What the Bible Says
As helpful as Christians from the first few centuries of the church can be, we must ultimately derive our beliefs from the same book they had access to: God’s Word.
Although biblical narratives can present the facts without weighing in on whether the actions of the people described were right or not, the Book of Acts details some narratives we should take into consideration.
For one, when Saul had converted in Damascus and began preaching boldly, his opposition planned to kill him. When Saul’s disciples discovered this, they “took him by night and let him down through an opening in the wall, lowering him in a basket” (Acts 9:25).
Saul was still new to the faith, as were his disciples, so it is possible they were wrong to flee persecution. But there are more examples to consider.
A few verses later we find Saul in Jerusalem. He argues with the Hellenists, who may have been part of the same synagogue that he was and that killed Stephen. They in turn plot to kill Saul. The passage then reads, “And when the brothers learned this, they brought him down to Caesarea and sent him off to Tarsus” (Acts 9:30).
The possibility of the believers being wrong in this action is very slim.

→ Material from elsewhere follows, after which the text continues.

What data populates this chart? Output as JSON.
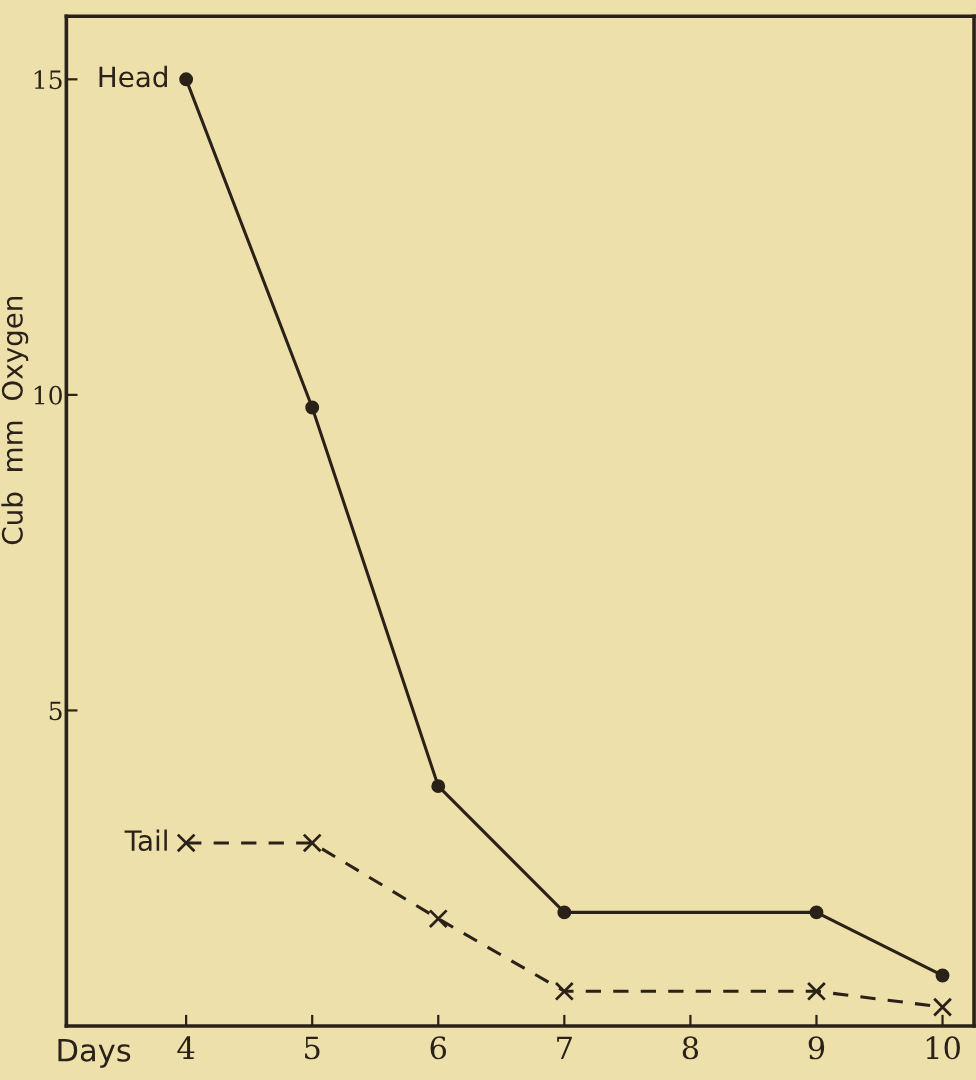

First, there is no dissention mentioned. The believers are described as unified in sending Saul off, and both Barnabas and the apostles are mentioned as being present and having met with Saul in verse 27. Their consent is quite likely implied, and after fleeing and abandoning Christ in the garden, it is quite unlikely that they would encourage Saul to flee if they viewed fleeing persecution the same way as abandoning and denying Christ.
But perhaps Jesus’ statement helps shed more light on the actions of Saul and the believers in Acts 9. He says in Matthew 10:23, “When they persecute you in one town, flee to the next, for truly, I say to you, you will not have gone through all the towns of Israel before the Son of Man comes.”
The greater context shows Jesus speaking to the twelve prior to sending them out. The context also shows that these words were not just specific to that one “mission trip” of the disciples, but referred to the time after the church was established, since He also says,
Beware of men, for they will deliver you over to courts and flog you in their synagogues, and you will be dragged before governors and kings for my sake, to bear witness before them and the Gentiles. When they deliver you over, do not be anxious how you are to speak or what you are to say, for what you are to say will be given to you in that hour. For it is not you who speak, but the Spirit of your Father speaking through you. Brother will deliver brother over to death, and the father his child, and children will rise against parents and have them put to death, and you will be hated by all for my name’s sake. But the one who endures to the end will be saved (Matt 10:17-22).
Although the Bible has much to say about persecution and martyrdom, I have to be brief here. I have not argued that fleeing persecution is the only appropriate response. As for those in Egypt, some will stay and some will go. Some may die for the faith. We need not second-guess every missionary’s decision in this matter, but we should pray that they would be submissive to the leading of the Holy Spirit.